The good news is that the city is going to continue to run a free bus on a loop through Downtown. The route isn’t set yet, but it will be something like HMC->2nd and Yesler-> Blanchard-> 5th->Stewart and then back to HMC. The good news is folks won’t have to huff anf puff to get up James or Yesler to get to HMC. They’ll just need to ride the bus in a giant circle to get four blocks.

Yes, it won’t effect me or many of the people that read this blog, but it will have a negative impact on thousands of Seattle’s most vulnerable.

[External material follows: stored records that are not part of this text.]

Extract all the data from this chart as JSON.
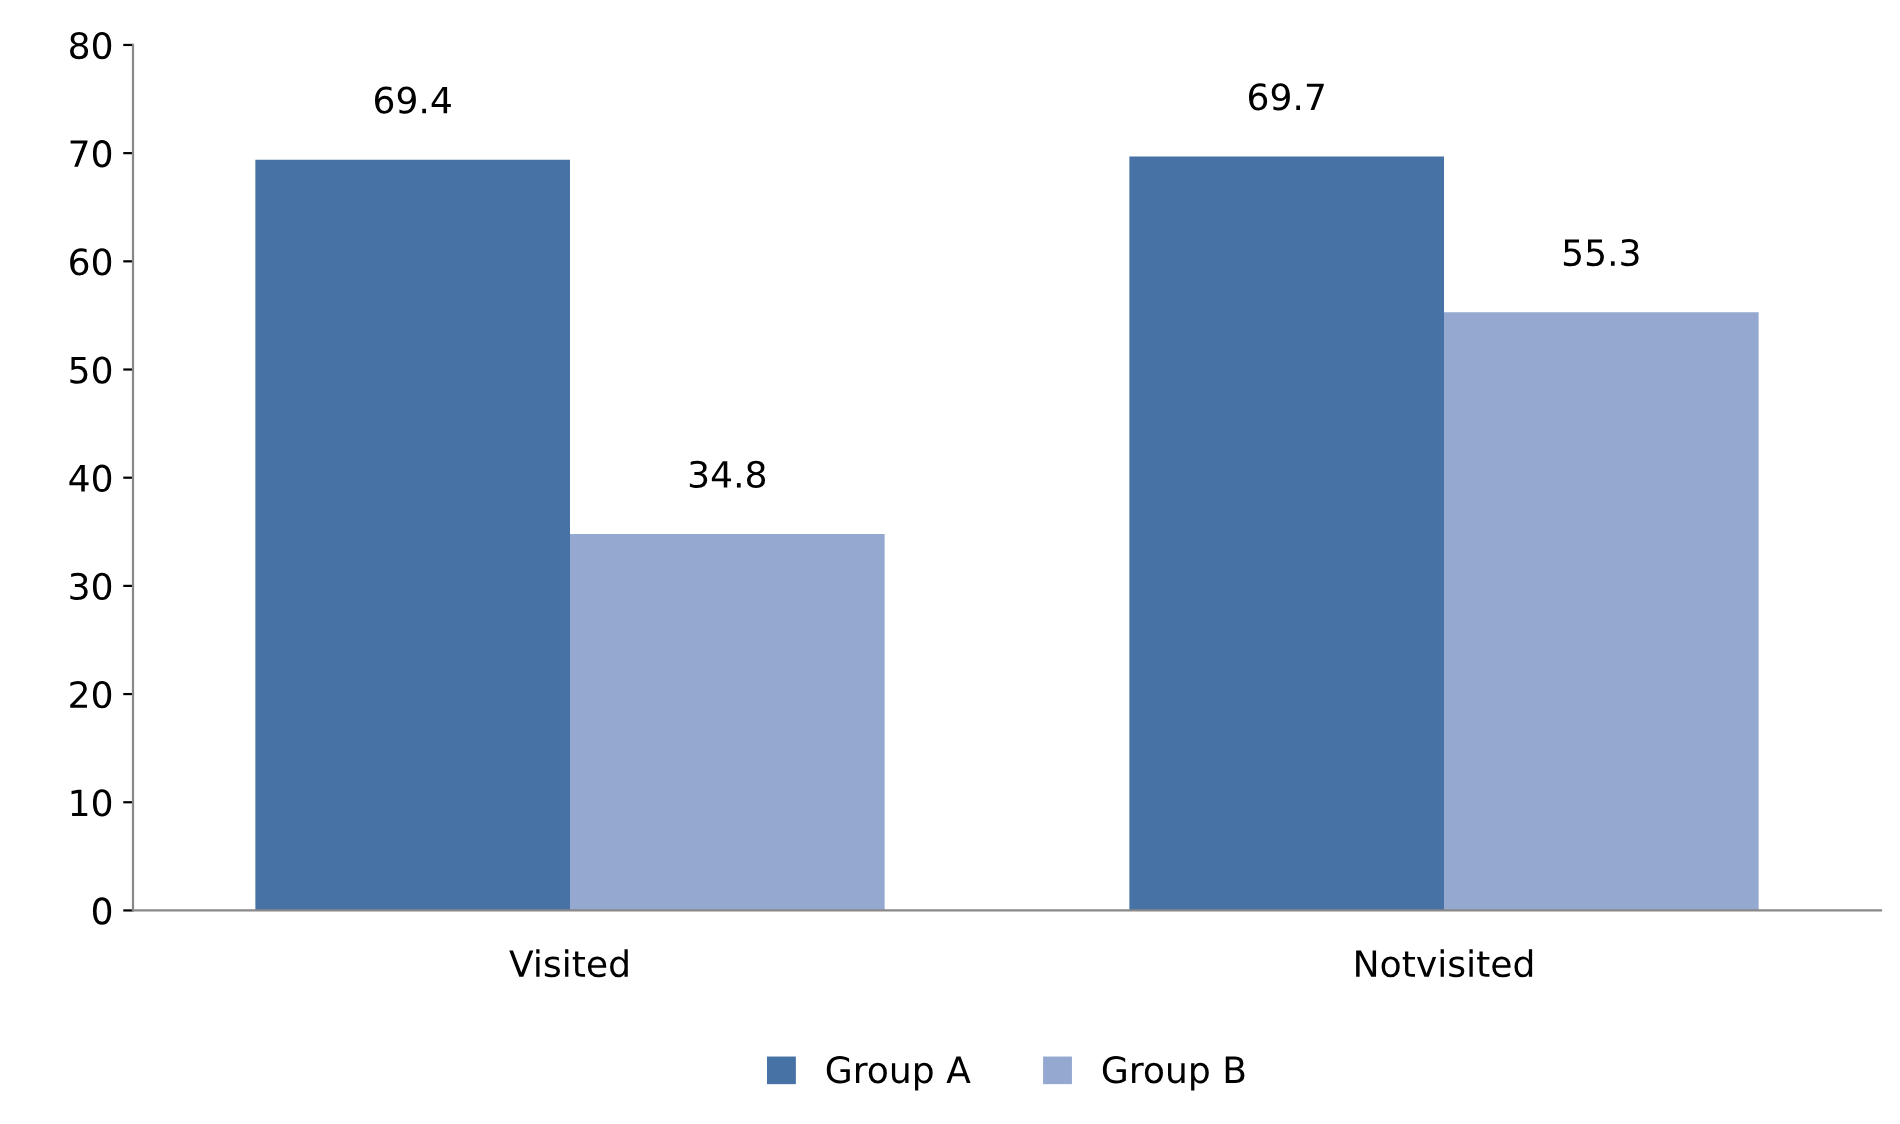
{
  "chart_data": {
    "type": "bar",
    "categories": [
      "Visited",
      "Notvisited"
    ],
    "series": [
      {
        "name": "Group A",
        "color": "#4672a6",
        "values": [
          69.4,
          69.7
        ]
      },
      {
        "name": "Group B",
        "color": "#95a9d0",
        "values": [
          34.8,
          55.3
        ]
      }
    ],
    "ylim": [
      0,
      80
    ],
    "yticks": [
      0,
      10,
      20,
      30,
      40,
      50,
      60,
      70,
      80
    ],
    "data_labels": true,
    "legend": "bottom",
    "grid": false
  }
}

PS The anti-poor sentiment and lack of sympathy that many commentators on this blog harbor is astonishing. I would think that Seattle and Cap Hill for that matter would think a little more seriously about equality. Also, I have nothing to do with the TRU. I admire that the are trying to save the RFA, but it’s gone. They should’ve had this meeting a few months ago.

RainWorshipper
11 years ago

This issue has been studied extensively before the decision was made and Metro is making allowances to help the low-income and poor get around the downtown area. Many of the most vulnerable also get reduced fares or bus tickets (of course some of these get sold by those same people, but….) This will make the bus system easier and it will make it more likely that more riders will actually pay the fare. As a person who is very low income but who does not get help from governmental programs that pay my bus fare this does affect me in negative ways, but I think the benefits outweigh the negatives.

Bruce
Bruce
11 years ago

If they were riding the bus four blocks, good riddance. Transit should complement walking not replace it.

johnny88
johnny88
11 years ago

I’ll feel sorry for the bus drivers. They are going to get a LOT of grief from the bums.

case closed
11 years ago

Sad but true – these people should have been lobbying the likes of Councilmember Lambert and her suburban counterparts a year ago, not Executive Constantine three weeks before the changes take effect.

The county ultimately saves very little by eliminating the Free Ride Area, but it was both a political and financial decision, and not one likely to be reversed at this stage. Best thing that could happen now is mitigating the effects by providing some free service to those who need it to various services in and near the CBD.